Had a great therapists’ meeting on Saturday. The therapists at Bergen and Associates Counselling get together every so often for lunch on a Saturday. After going over the mundane usual matters (clean up your dishes, this is where the new form is kept, blah, blah, blah), we spent some time talking with each other about the Feedback Enhanced Therapy (FET) that we use.
While some of us have been using it for a while, everybody has been using this system for about 3 months now, and it was a chance to explore therapists’ experiences of what it is like.
The literature has found that not only does FET increase the effectiveness of therapy, it also substantially decreases the possibility of counselling having a negative outcome.Unfortunately, while our field has been really good at researching improving the positive outcomes for clients, our profession hasn’t always looked at the other end of the continuum to see if we are harming people and making them worse.
Gulp.
Feedback Enhanced Therapy catches possible harm very quickly, and allows us to make appropriate changes or to find the right resources for the person before significant damage occur. To me, that’s a huge relief as a therapist…it’s not a comfortable feeling knowing that statistically therapy harms a small percentage of people, and having no way to catch that and prevent it.
Research has shown that it increases the likelihood of divorce prevention when working with couples, can double the effect size of therapy for individuals…all with a brief inventory that takes less than a minute at the beginning and end of session.

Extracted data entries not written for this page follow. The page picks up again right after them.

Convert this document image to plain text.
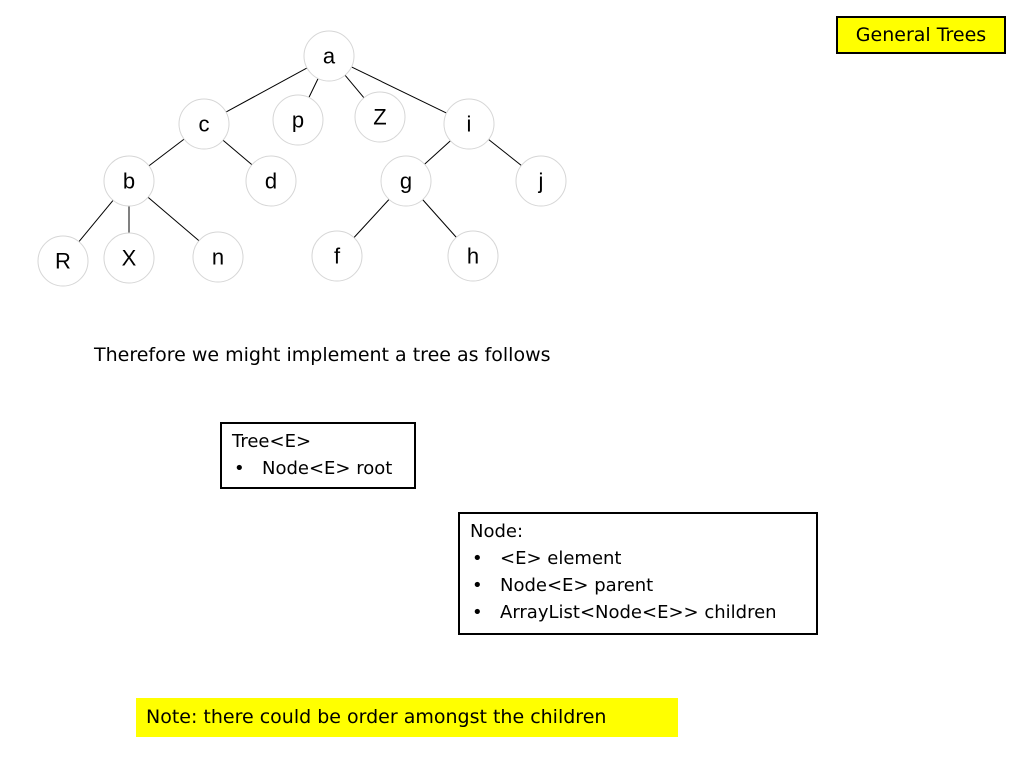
General Trees
a
c	p	Z	i
b	d	g	j
R X	n	f	h
Therefore we might implement a tree as follows
Tree<E>
• Node<E> root
Node:
• <E> element
• Node<E> parent
• ArrayList<Node<E>> children
Note: there could be order amongst the children
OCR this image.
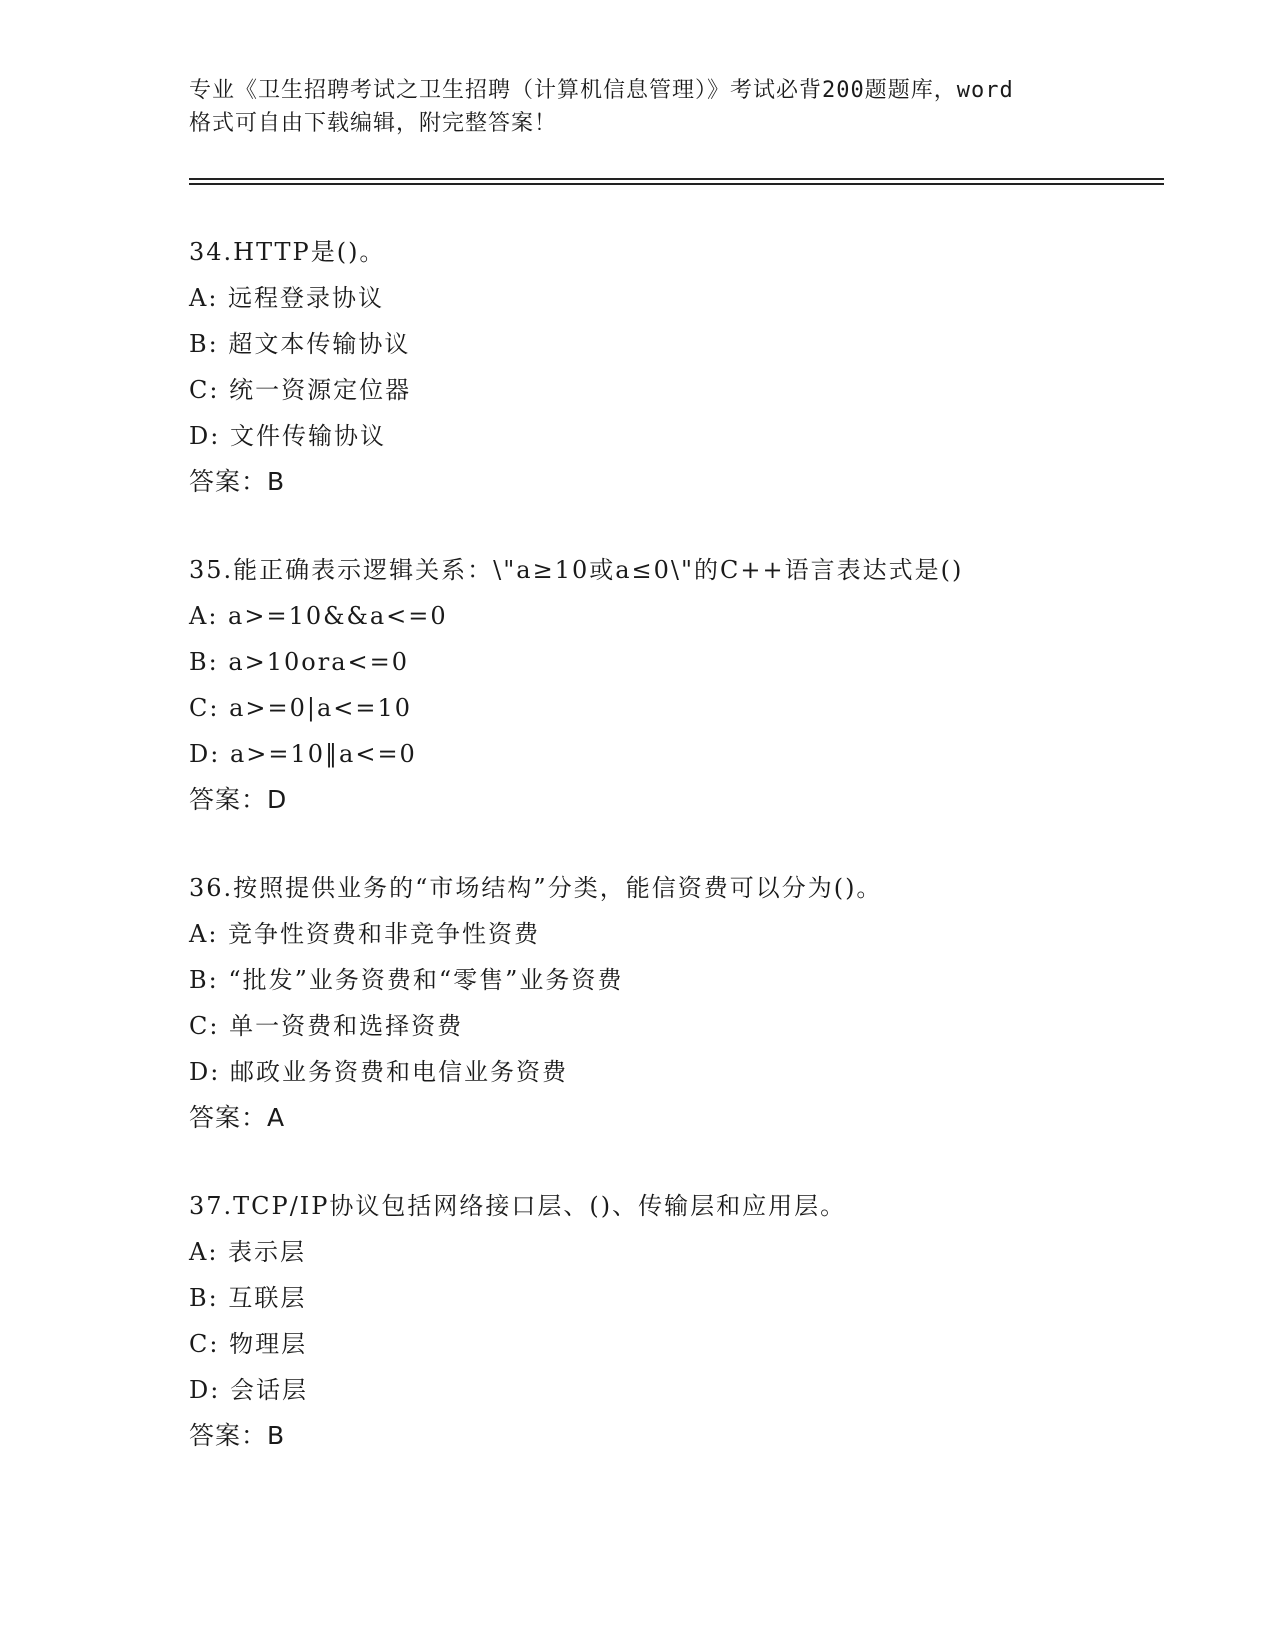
专业《卫生招聘考试之卫生招聘（计算机信息管理）》考试必背200题题库，word
格式可自由下载编辑，附完整答案！
34.HTTP是()。
A: 远程登录协议
B: 超文本传输协议
C: 统一资源定位器
D: 文件传输协议
答案：B
35.能正确表示逻辑关系：\"a≥10或a≤0\"的C++语言表达式是()
A: a>=10&&a<=0
B: a>10ora<=0
C: a>=0|a<=10
D: a>=10‖a<=0
答案：D
36.按照提供业务的“市场结构”分类，能信资费可以分为()。
A: 竞争性资费和非竞争性资费
B: “批发”业务资费和“零售”业务资费
C: 单一资费和选择资费
D: 邮政业务资费和电信业务资费
答案：A
37.TCP/IP协议包括网络接口层、()、传输层和应用层。
A: 表示层
B: 互联层
C: 物理层
D: 会话层
答案：B
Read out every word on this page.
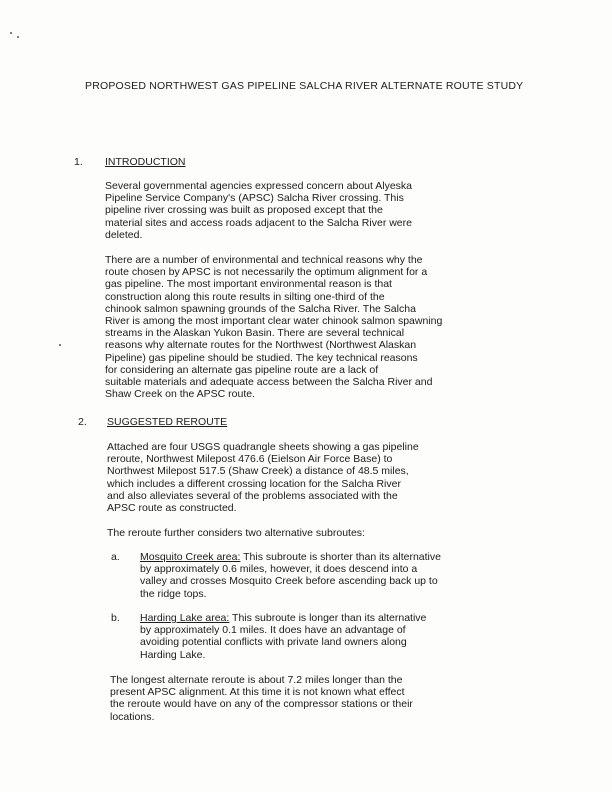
PROPOSED NORTHWEST GAS PIPELINE SALCHA RIVER ALTERNATE ROUTE STUDY
1. INTRODUCTION

Several governmental agencies expressed concern about Alyeska
Pipeline Service Company's (APSC) Salcha River crossing. This
pipeline river crossing was built as proposed except that the
material sites and access roads adjacent to the Salcha River were
deleted.

There are a number of environmental and technical reasons why the
route chosen by APSC is not necessarily the optimum alignment for a
gas pipeline. The most important environmental reason is that
construction along this route results in silting one-third of the
chinook salmon spawning grounds of the Salcha River. The Salcha
River is among the most important clear water chinook salmon spawning
streams in the Alaskan Yukon Basin. There are several technical
reasons why alternate routes for the Northwest (Northwest Alaskan
Pipeline) gas pipeline should be studied. The key technical reasons
for considering an alternate gas pipeline route are a lack of
suitable materials and adequate access between the Salcha River and
Shaw Creek on the APSC route.

2. SUGGESTED REROUTE

Attached are four USGS quadrangle sheets showing a gas pipeline
reroute, Northwest Milepost 476.6 (Eielson Air Force Base) to
Northwest Milepost 517.5 (Shaw Creek) a distance of 48.5 miles,
which includes a different crossing location for the Salcha River
and also alleviates several of the problems associated with the
APSC route as constructed.

The reroute further considers two alternative subroutes:

a. Mosquito Creek area: This subroute is shorter than its alternative
by approximately 0.6 miles, however, it does descend into a
valley and crosses Mosquito Creek before ascending back up to
the ridge tops.

b. Harding Lake area: This subroute is longer than its alternative
by approximately 0.1 miles. It does have an advantage of
avoiding potential conflicts with private land owners along
Harding Lake.

The longest alternate reroute is about 7.2 miles longer than the
present APSC alignment. At this time it is not known what effect
the reroute would have on any of the compressor stations or their
locations.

More and more research is emerging all the time that says FET is substantially significant.
Of course, it’s not just taking the inventory—any more than merely owning a vaccum cleaner would ensure you have clean carpets. The significant thing is to use the information gleaned from the Feedback Enhanced Process and use it to adjust what is happening in the counselling to make it more beneficial.
So…what I was really interested in hearing was what it was like for the therapists to incorporate Feedback Enhanced Therapy into their work. Are we using the process to impact on therapy–are we allowing it to make a difference in our work with clients? It was a fun conversation. (No one makes specific reference to clients to breech any confidentiality), but each therapist talked how they have made FET their own. What came up:
- For some clients and therapists who “click” immediately and almost effortlessly, and the FET reinforces that this, has in fact happened.
- When we work with couples or families, and we as therapists need to work to make the experience effective for more than one person–a tricky challenge when sessions are an hour, and there is so much to talk about. FET allows us to check in with each person each session in a way that enhances therapy rather than derails it.Each person’s experience of therapy and the effect it is having on that person is valued.Of course, all therapy seeks to value the experience of therapy for each person, and the effect it has…but FET allows us to give more than “lip service” to the idea.
- FET allows us to check in with each person at the end of a session, and figure out what it takes to “get it right”, so that the next session is launched in the right direction from the “get go”.
- When things aren’t going well, it gives opportunity and space for a client to say that something isn’t working, and the therapist and client can figure out the proper change of course.
- Sometimes it allows for a profound review of what happened in the session as the feedback allows for a time of reflection which further solidifies important “change moments” of the therapy.
Feedback Enhanced Therapy has allowed very clear “course direction changes” for me that have allowed me to feel like I can be more effective with the people I work with.
- I know that FET has at various times prompted me to be more direct with clients who desire it.
- We changed appointment length from 60 to 90 minutes upon mutual agreement to allow for a client’s style. Some people just need more time than 60 minutes to “warm up, work, and wrap up”.
- It’s taught me that with some clients the action of hearing themselves process aloud in the presence of another is what is most beneficial and so there are times when attentive listening and “being a mirror” is the way I can be most helpful.
- When we have had a difficult session that has really poked at a person’s soul (e.g. looked candidly at the effects of drinking alcohol on their lives), it has given us a way to talk about how even really hard and painful sessions can have value. It also lets us figure out what to do with the conversation and the “sting” that remains at the end of session. This is vital!
I get to find these things out via FET. I am a better therapist with each client because the individual client and I teach each other how to enhance the therapy via this feedback.
No one would go to the store and buy the exact same pair of shoes
as everyone else if they had no shoes—why would we think every client
would benefit from the exact same approach with the therapist.FET allows the therapist to “adjust the
size, model and material of the therapy” to get each person the result that
will “fit”
their sole soul.
(Sorry that pun was really corny)
I’m thrilled with how much this has enhanced our ability to work effectively with clients…I believe (and the research literature backs this up) that this will allow clients to get more improvement than they might otherwise have, and it will happen faster.
Therapy—it’s all about helping people remove the barriers that interfere with them living the lives they were created to live…anything that we can do to do this better is great.